3D Clothed Human Reconstruction in the Wild

Gyeongsik Moon,Hyeongjin Nam,Takaaki Shiratori,Kyoung Mu Lee
DOI: https://doi.org/10.48550/arXiv.2207.10053
2022-07-21
Abstract:Although much progress has been made in 3D clothed human reconstruction, most of the existing methods fail to produce robust results from in-the-wild images, which contain diverse human poses and appearances. This is mainly due to the large domain gap between training datasets and in-the-wild datasets. The training datasets are usually synthetic ones, which contain rendered images from GT 3D scans. However, such datasets contain simple human poses and less natural image appearances compared to those of real in-the-wild datasets, which makes generalization of it to in-the-wild images extremely challenging. To resolve this issue, in this work, we propose ClothWild, a 3D clothed human reconstruction framework that firstly addresses the robustness on in-thewild images. First, for the robustness to the domain gap, we propose a weakly supervised pipeline that is trainable with 2D supervision targets of in-the-wild datasets. Second, we design a DensePose-based loss function to reduce ambiguities of the weak supervision. Extensive empirical tests on several public in-the-wild datasets demonstrate that our proposed ClothWild produces much more accurate and robust results than the state-of-the-art methods. The codes are available in here: <a class="link-external link-https" href="https://github.com/hygenie1228/ClothWild_RELEASE" rel="external noopener nofollow">this https URL</a>.
Computer Vision and Pattern Recognition
What problem does this paper attempt to address?
The problem that this paper attempts to solve is to reconstruct the 3D model of a clothed human body from a single image in a complex real - world environment. Although great progress has been made in 3D clothed human body reconstruction, most of the existing methods do not work well when dealing with images in real - world environments, which contain diverse human postures and appearances.
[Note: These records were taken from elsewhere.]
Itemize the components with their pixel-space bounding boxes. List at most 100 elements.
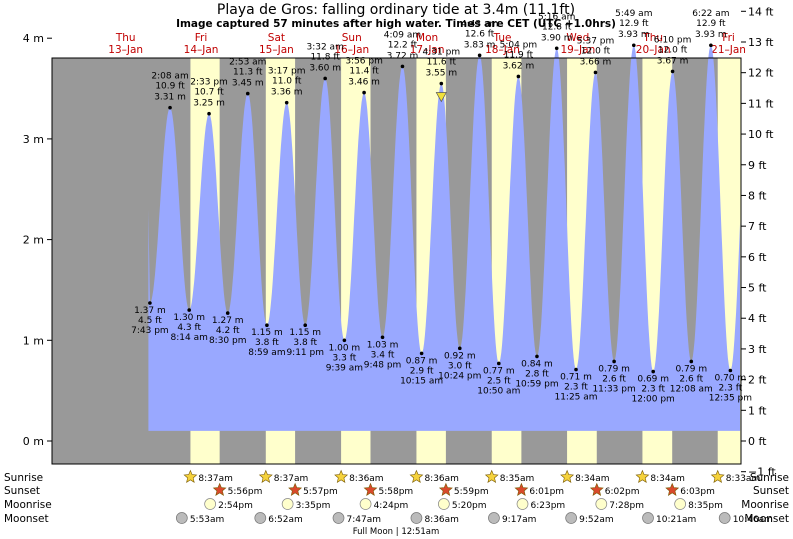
day-date: 17–Jan [410,44,445,56]
extreme-time: 11:33 pm [592,384,635,394]
extreme-ft: 2.6 ft [602,374,626,384]
extreme-ft: 11.6 ft [427,58,457,68]
sunrise-time: 8:37am [274,474,309,484]
extreme-m: 3.60 m [309,63,341,73]
moonset-time: 10:46am [733,515,773,525]
sunrise-time: 8:37am [198,474,233,484]
chart-title: Playa de Gros: falling ordinary tide at … [217,2,575,18]
y-tick-label-ft: 4 ft [748,312,767,325]
extreme-m: 0.77 m [483,366,515,376]
moonrise-time: 4:24pm [374,501,409,511]
extreme-point [362,90,366,95]
moonrise-icon [595,498,608,510]
y-tick-label-m: 4 m [23,32,44,45]
sunrise-icon [334,469,349,483]
day-name: Mon [416,32,438,44]
sunrise-time: 8:34am [575,474,610,484]
extreme-ft: 12.9 ft [619,19,649,29]
y-tick-label-ft: 0 ft [748,435,767,448]
y-tick-label-m: 0 m [23,435,44,448]
extreme-time: 5:16 am [538,12,575,22]
sunrise-icon [409,469,424,483]
tide-area [148,45,741,431]
extreme-m: 0.79 m [598,364,630,374]
extreme-point [265,323,269,327]
extreme-ft: 4.2 ft [216,326,240,336]
extreme-time: 2:53 am [229,58,266,68]
extreme-m: 3.66 m [580,57,612,67]
moonset-icon [332,512,345,524]
sunset-time: 6:02pm [605,487,640,497]
y-tick-label-m: 2 m [23,234,44,247]
extreme-time: 3:56 pm [345,57,383,67]
moonset-time: 9:17am [502,515,537,525]
extreme-time: 9:39 am [326,363,363,373]
extreme-m: 3.62 m [503,61,535,71]
moonset-icon [718,512,731,524]
extreme-ft: 4.3 ft [177,323,201,333]
extreme-m: 3.25 m [193,99,225,109]
extreme-ft: 12.0 ft [658,45,688,55]
extreme-ft: 3.0 ft [448,361,472,371]
extreme-point [670,69,675,74]
extreme-point [284,100,289,105]
day-date: 16–Jan [334,44,369,56]
extreme-m: 0.71 m [560,373,592,383]
extreme-m: 3.72 m [387,51,419,61]
extreme-ft: 3.8 ft [255,338,279,348]
moonset-icon [488,512,500,524]
sunset-icon [665,482,680,496]
day-name: Wed [566,32,589,44]
extreme-ft: 2.9 ft [410,366,434,376]
extreme-m: 3.46 m [348,78,380,88]
extreme-time: 10:15 am [400,376,443,386]
y-tick-label-ft: 9 ft [748,159,767,172]
extreme-time: 5:37 pm [577,36,615,46]
moonset-icon [254,512,267,524]
moonrise-time: 5:20pm [452,501,487,511]
extreme-ft: 2.3 ft [641,385,665,395]
sunrise-time: 8:35am [500,474,535,484]
extreme-point [342,338,347,343]
extreme-point [245,91,250,96]
y-tick-label-ft: 2 ft [748,374,767,387]
extreme-time: 10:50 am [477,386,520,396]
y-tick-label-m: 1 m [23,334,44,347]
extreme-m: 0.70 m [715,374,747,384]
extreme-ft: 2.6 ft [679,374,703,384]
extreme-m: 1.15 m [251,328,283,338]
extreme-ft: 10.9 ft [155,82,185,92]
extreme-time: 3:17 pm [268,67,306,77]
moonset-icon [565,512,578,524]
y-tick-label-ft: 7 ft [748,220,767,233]
moon-phase-note: Full Moon | 12:51am [353,527,440,537]
sunrise-time: 8:34am [650,474,685,484]
day-date: 20–Jan [636,44,671,56]
extreme-time: 5:49 am [615,9,652,19]
row-label-moonrise-right: Moonrise [741,499,789,511]
extreme-time: 12:35 pm [709,394,752,404]
sunset-time: 6:03pm [680,487,715,497]
day-name: Thu [642,32,663,44]
extreme-time: 9:48 pm [364,360,402,370]
extreme-point [516,74,521,79]
y-tick-label-ft: 14 ft [748,5,774,18]
sunrise-time: 8:33am [726,474,761,484]
extreme-time: 4:09 am [384,30,421,40]
extreme-ft: 2.8 ft [525,369,549,379]
extreme-m: 1.00 m [329,343,361,353]
extreme-point [497,361,501,366]
plot-area [52,45,741,464]
extreme-point [323,76,327,81]
extreme-ft: 3.3 ft [333,353,357,363]
chart-subtitle: Image captured 57 minutes after high wat… [176,18,616,30]
extreme-ft: 12.8 ft [542,22,572,32]
row-label-moonrise-left: Moonrise [4,499,52,511]
extreme-time: 3:32 am [306,42,343,52]
extreme-point [709,43,713,48]
sunrise-icon [258,469,273,483]
day-headers: Thu13–JanFri14–JanSat15–JanSun16–JanMon1… [108,32,746,56]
This is mainly due to the large domain gap between the training data set and the real - world environment data set. The training data set is usually a synthetic data set, containing rendered images generated from 3D scans. However, the human postures included in these data sets are simple and the image appearances are not natural enough. In contrast, the data sets in the real - world environment are more diverse, which makes it difficult for existing methods to generalize on real - world environment images. To solve this problem, the paper proposes ClothWild, a 3D clothed human body reconstruction framework aiming to improve the robustness to real - world environment images. Specifically, ClothWild improves the robustness to the domain gap in the following two aspects: 1. **Weakly - supervised Pipeline**: A weakly - supervised pipeline that can be trained using 2D supervision targets of the real - world environment data set is proposed. 2. **DensePose - based Loss Function**: A DensePose - based loss function is designed to reduce the ambiguity in weak supervision. Through these methods, tests on multiple publicly available real - world environment data sets show that ClothWild produces more accurate and robust results than the existing state - of - the - art methods.